Il sostituto procuratore Castroni era una persona molto bene educata, un tipo simpatico a modo suo, poco incline alle sottigliezze del diritto. Si alzò in piedi e disse che non aveva osservazioni, nessuna particolare richiesta e nemmeno obiezioni a che la persona offesa fosse esaminata.
– Va bene, allora, abbiamo detto che la teste è presente. Sentiamola, – disse il presidente rivolgendosi all’ufficiale giudiziario. Quello entrò nella stanza dei testimoni e qualche istante dopo ne uscí accompagnando una bella ragazza, con qualcosa di banale nel portamento e nei lineamenti. Bruna, alta, ben fatta, e banale.

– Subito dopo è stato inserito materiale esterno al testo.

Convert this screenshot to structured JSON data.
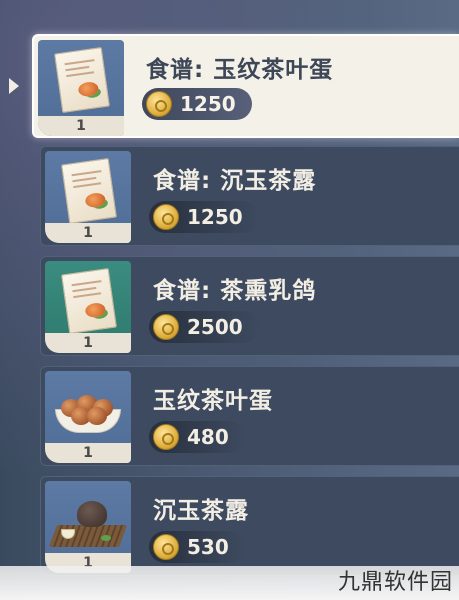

Si guardava attorno in modo quasi furtivo, come un animale spaventato e pronto ad attaccare per difesa. Il tipo di testimone – in realtà: il tipo di persona – cui bisogna stare piú attenti. Solo quando si rese conto che l’imputato non era in aula parve rilassarsi un po’.
Il presidente le chiese di leggere la formula di impegno. Un tempo si chiamava giuramento, la frase che i testimoni dovevano recitare prima di rendere la loro deposizione. Quando cominciai a fare l’avvocato, prima che fosse approvato il nuovo – oggi vecchio – codice di procedura penale, il giuramento esisteva ancora. Me lo ricordo a memoria: «Consapevole della responsabilità che con il giuramento assumo davanti a Dio se credente o comunque davanti agli uomini, giuro di dire la verità, tutta la verità e nient’altro che la verità».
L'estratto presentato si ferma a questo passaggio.